File spoon-archives/bourdieu.archive/bourdieu_1998/bourdieu.9809, message 108


Date: Wed, 16 Sep 1998 18:59:43 -0700 (PDT)
From: Ralph Dumain <rdumain-AT-igc.apc.org>
Subject: RE: Sociology or epistemology?


I don't want to sidetrack this discussion, but rather to suggest that there
seems to be a giant misunderstanding on the meaning of my post resulting in
a needless argument.  I thought Jukka knew me better than to misread me so
completely.

At 02:02 AM 9/17/98 +0300, j laari wrote:
>Well, shame on Marx if he believed that social scientists and
>philosophers can manage without such "anthropological" questions we
>have been tackling with the past 50 or so years. (100 years?)

I've not made any claims about Marx.  I'm discussing other people's
arguments over Marx.

>Marx might have believed there's no need for
>"extrapolation" and filling the holes that were in his visions. But
>that was then.

I never made such a claim about Marx.  Nor have I claimed that I don't think
it's necessary to fill in holes.  I'm making one minor concession to the
faction which states that Marx was concerned with history not nature: one
can go some way down the road of historical materialism without pausing to
argue over dialectics of nature and such matters.  But perhaps not very far,
for after all, Engels soon found it necessary to get into this terrain, in
order to confront new forms of obscurantism that were popping up.

>Third point: PB's theories are *loaded* with all these issues. He
>knows it very well and tries to swim in the sea of structuralist
>sharks ("objective idealists" as you probably would call them) and
>existentialists ("subjectivists" as you probably would call them).

Quite so.  I'm still a novice, but I do admire his efforts so far.

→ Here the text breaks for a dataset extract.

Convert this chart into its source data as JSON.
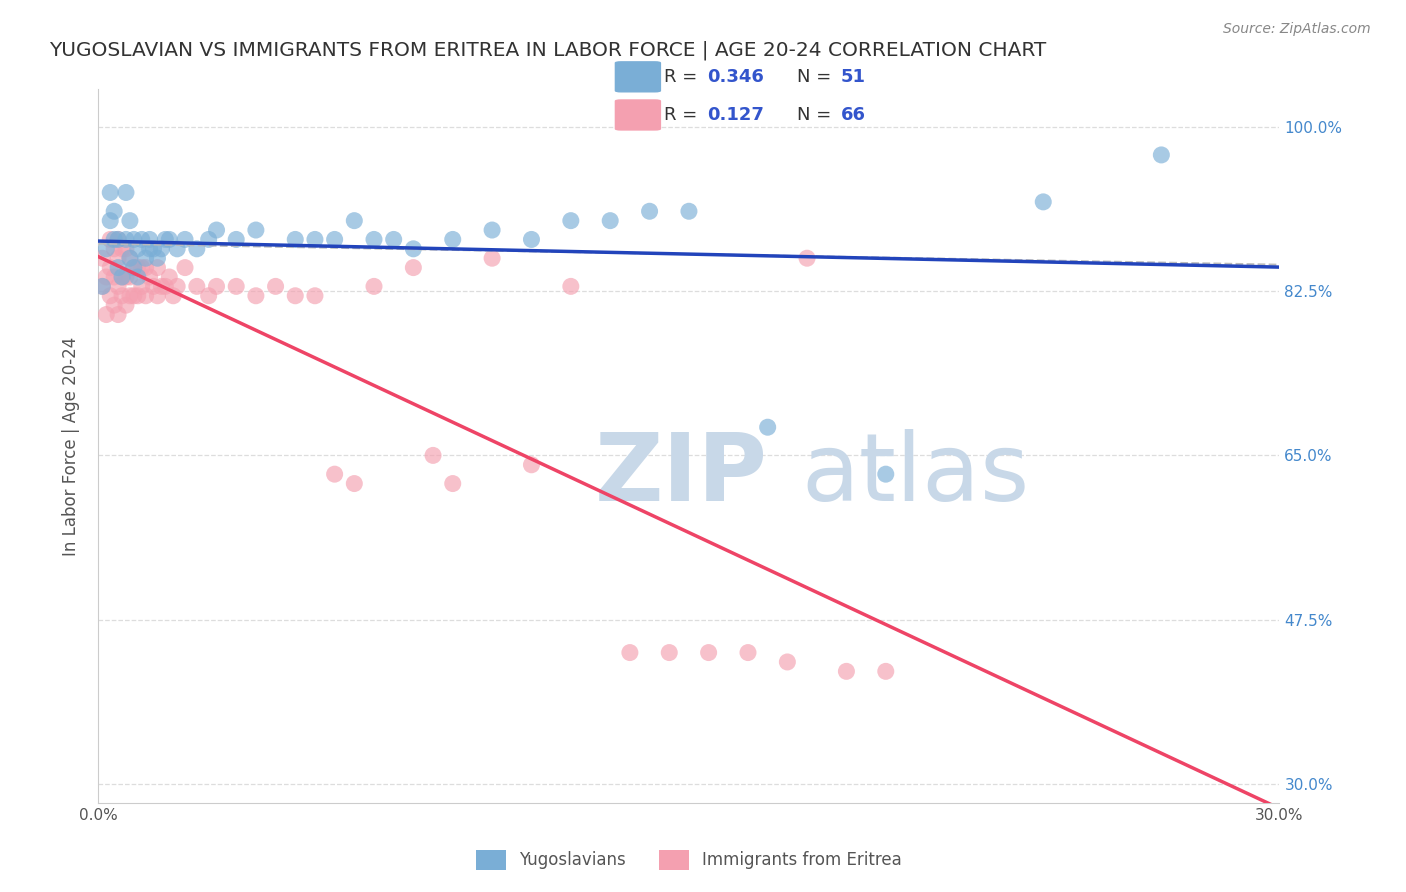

>Which means that for you substantive social theory lacks all the
>crucial questions except those of phil. of history? But then it
>couldn't go any further than to claim that It's All History and that's
>it?

I think for you to understand what I mean requires a familiarity with
discussions on the Bhaskar list, a familiarity which I believe you have.  I
mean that the character of individual behavior and social structure demand
an investigation that goes beyond just trying to pinpoint the ontological
status of individuals and societies as entities, steering between the
extremes of methodological individualism and mystical organicism.  Not that
such hairsplitting is not important at all, it is that if that's all you do,
you could spend the rest of your life refining your definitions of the ontic
character of individuals and societies and never do anything else.
Historically, does sociological analysis begin with establishing strict
definitions of fundamental entities and then building upon them in deductive
fashion?  Or is it the reverse?  That larger claims are made about the
relation of individuals to social groupings and then the fine points of
their ontological status get nitpicked later on?  Let me ask the Bhaskar
people a question, to which I do not presume to have an answer.  Have any of
them come up with a social science concept of any richness, say on the level
of the "habitus", which claims to do some work in linking structure with
agency? 

Oh, and there's a comment in your other post:

>Their point of departure was based more on Husserl's phenomenology
>than on Kant and Hegel and the like. Marx never discussed Husserl -
>that would have been impossible. However, in more orthodox marxist
>cicrles they were quite straightforwardly denounced as traitors or
>somesuch (like idealists) because of this. For example, sometimes
>Ralph echoes these more orthodox marxists. Though I believe he really
>don't mean it.

You mean like the Comintern's denunciations of Lukacs and Korsch, and the
later Stalinists' denunciations of Marcuse and Sartre?  I don't believe
Ralph has ever echoed these "orthodox marxists".  As I see it, Marxism must
incorporate all available scientific knowledge, as its goal is not to be
just a doctrine that defines an identity and guards its purity in opposition
to all others, such as happened in the USSR even before Stalin.  There's no
reason that even idealistically distorted theories could not capture aspects
of the truth, as was the case with Freud and the thousand other doctrines
that people have attempted to amalgamate with Marxism in the past century.
The question is who incorporates whom and how?  Nowadays the doctrines that
one seeks to combine with marxism become ever more convoluted and obscure
and even more duplicitous. And the issue has never been marxist purity but
rather mystification by intellectuals following a certain decadent
narcissistic bent, which is basically a way of their maintaining their own
privileges rather than providing the clarity that the rest of society so
sorely needs.  This most certainly is a form of treason, though one must
admit that, in a society in which all classes participate in self-delusion,
there are no loyalists to the truth, only traitors.